The deaths occurred in the Phase 1/2 trial of vadastuximab in relapsed severe myeloid leukemia (AML). Notably, these patients also obtained an allogeneic stem cell transplant, either before or even after treatment.
Shares were down fourteen. 6 percent in premarket trading, but Needham & Company Analyst Chad Messer urged investors not to overreact:
“ The hold comes from concerns for potential liver toxicity in patients that will receive stem cell transplants before or after therapy. While we expect shares to trade down today, we caution investors not to overreact as liver degree of toxicity is a known side effect of stem cell transplantation. ”
Four clinical trials are underway for vadastuximab in AML. Three of these are aimed at newly-diagnosed patients and have reported low toxicity.
But something went horribly wrong in the fourth demo, which aimed to treat relapsed AML in a mixed number of pre- or post-transplant patients. It is unclear at this time whether the adverse events were caused or worsened simply by Seattle Genetics’ therapy.
The company reported that will six patients in the trial were diagnosed with hepatotoxicity, which includes several cases of veno-occlusive disease (VOD), with 4 fatal events.
Also known as hepatic sinusoidal blockage syndrome (SOS), VOD most frequently occurs in patients going through types of hematopoietic cell transplantation (HCT), such as those that happened in patients in the fatal trial.
According to the company news release, over 300 patients have been dosed with the compound. And until now, the drug was advancing well.
In early December Seattle Genetics shipped positive results at the American Society of Hematology meeting within San Diego. Among the updates was data from a Phase 1b study evaluating vadastuximab, in combination with the frontline standard associated with care, for younger patients with newly diagnosed AML. According to the Dec. 3 news release, the drug was well-tolerated.
“ The phase 1 results of 33A [vadastuximab] in combination with standard of care display a high rate of remissions in younger newly identified AML patients without significantly adding to the toxicity from the treatment. ”

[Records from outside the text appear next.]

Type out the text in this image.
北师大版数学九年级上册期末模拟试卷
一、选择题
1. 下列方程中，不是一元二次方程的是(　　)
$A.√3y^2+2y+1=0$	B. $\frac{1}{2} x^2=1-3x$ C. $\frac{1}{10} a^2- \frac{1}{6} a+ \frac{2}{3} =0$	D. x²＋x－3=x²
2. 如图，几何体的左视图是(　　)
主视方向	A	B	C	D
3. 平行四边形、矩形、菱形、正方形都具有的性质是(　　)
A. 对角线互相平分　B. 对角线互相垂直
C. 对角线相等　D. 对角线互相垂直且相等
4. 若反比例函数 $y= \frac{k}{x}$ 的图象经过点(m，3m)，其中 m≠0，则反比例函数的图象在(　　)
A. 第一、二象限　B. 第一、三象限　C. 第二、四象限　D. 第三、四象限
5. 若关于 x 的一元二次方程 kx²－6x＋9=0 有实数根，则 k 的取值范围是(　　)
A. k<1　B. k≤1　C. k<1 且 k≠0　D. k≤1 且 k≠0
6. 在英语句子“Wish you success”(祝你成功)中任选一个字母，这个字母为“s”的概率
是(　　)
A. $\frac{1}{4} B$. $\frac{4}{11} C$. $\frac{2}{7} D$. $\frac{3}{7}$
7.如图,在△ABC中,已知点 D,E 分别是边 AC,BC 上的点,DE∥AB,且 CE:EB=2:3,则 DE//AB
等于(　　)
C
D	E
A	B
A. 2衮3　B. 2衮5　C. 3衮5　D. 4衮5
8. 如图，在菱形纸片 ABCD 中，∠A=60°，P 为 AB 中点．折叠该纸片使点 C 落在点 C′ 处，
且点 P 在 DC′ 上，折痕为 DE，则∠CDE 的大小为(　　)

Two other ongoing studies of vadastuximab will continue enrollment. These include the Stage 3 CASCADE trial of approximately 500 older, previously without treatment AML patients and the Phase 1/2 trial in myelodysplastic syndrome (MDS).
Vadastuximab is an investigational antibody-drug conjugate (ADC) that targets CD33, a protein portrayed on the white blood cells of nearly all AML patients.
It is the second most advanced compound within Seattle Genetics’ ADC pipeline. The lead compound Adcetris was approved in 2011.